A Map of the number of Autographiviridae populations detected in each virome. The size of each dot represents the number of Autographiviridae populations detected in that virome. Right: area plot showing the relationship between the population size (x-axis) and latitude (y-axis). Boxplot showing the numbers of Autographiviridae populations (y-axis) in different climate zones. B Box plots of the number of Autographiviridae populations (y-axis) detected in viromes from different ecological zones. The significance of pairwise comparisons calculated using t-test was shown with the asterisk corresponding to the p-value (*p < 0.05, **p < 0.01, ***p < 0.001, ****p < 0.0001). C Box plots showing the number of stations (y-axis) where each Autographiviridae group was detected. The significance of pairwise comparisons was calculated using t-test and is indicated by the different letters above the boxes (p < 0.05). SRF surface, DCM deep chlorophyll maximum; MES Mesopelagic, BATHY bathypelagic.

Fig. 5. The biogeographical distribution of marine Autographiviridae phages across global ocean viromes.

A Heatmap showing the relative abundance of each Autographiviridae phage in different marine viromic datasets. The relative abundance was normalized as reads per kilobase of genome per million mapped reads (RPKM). Environmental metadata associated with each station are shown above the heatmap using color bars.
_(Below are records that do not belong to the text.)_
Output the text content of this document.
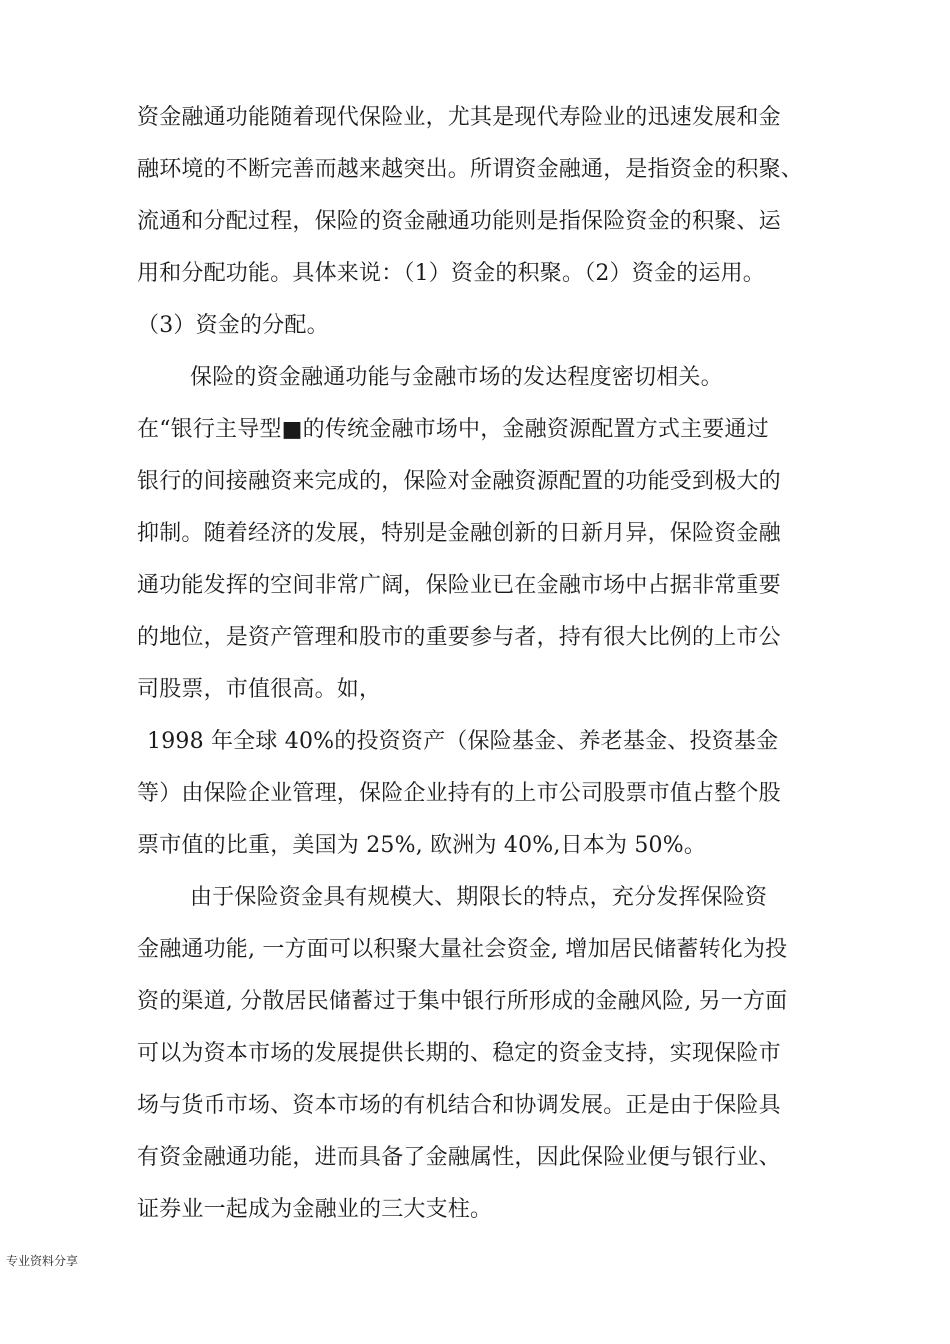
资金融通功能随着现代保险业，尤其是现代寿险业的迅速发展和金
融环境的不断完善而越来越突出。所谓资金融通，是指资金的积聚、
流通和分配过程，保险的资金融通功能则是指保险资金的积聚、运
用和分配功能。具体来说：（1）资金的积聚。（2）资金的运用。
（3）资金的分配。
保险的资金融通功能与金融市场的发达程度密切相关。
在“银行主导型■的传统金融市场中，金融资源配置方式主要通过
银行的间接融资来完成的，保险对金融资源配置的功能受到极大的
抑制。随着经济的发展，特别是金融创新的日新月异，保险资金融
通功能发挥的空间非常广阔，保险业已在金融市场中占据非常重要
的地位，是资产管理和股市的重要参与者，持有很大比例的上市公
司股票，市值很高。如，
1998 年全球 40%的投资资产（保险基金、养老基金、投资基金
等）由保险企业管理，保险企业持有的上市公司股票市值占整个股
票市值的比重，美国为 25%, 欧洲为 40%,日本为 50%。
由于保险资金具有规模大、期限长的特点，充分发挥保险资
金融通功能, 一方面可以积聚大量社会资金, 增加居民储蓄转化为投
资的渠道, 分散居民储蓄过于集中银行所形成的金融风险, 另一方面
可以为资本市场的发展提供长期的、稳定的资金支持，实现保险市
场与货币市场、资本市场的有机结合和协调发展。正是由于保险具
有资金融通功能，进而具备了金融属性，因此保险业便与银行业、
证券业一起成为金融业的三大支柱。
专业资料分享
Box plots showing the relative abundance of Autographiviridae phages across different oceanic zones (B), biome types (C), and depth layers (D). The significance of pairwise comparisons calculated using the two-tailed Mann–Whitney U test is indicated with asterisks corresponding to the p-value (***p < 0.001, ****p < 0.0001).

Fig. 6. The dominance of Autographiviridae groups.

A Box plot showing the relative abundance of Autographiviridae groups in marine viromes. The relative abundance of each group at each virome was calculated by summing the RPKM values of all phages in each group. Autographiviridae groups were sorted according to their median RPKM value in marine viromes. The significance of pairwise comparisons was calculated using the two-tailed Mann–Whitney U test and is indicated by the different letters above the boxes (p < 0.05). B Map of the most abundant Autographiviridae groups detected in each virome. C Barchart showing the number of stations where each group displays the highest abundance. The number of stations with the highest abundance in different environments for each group is shown.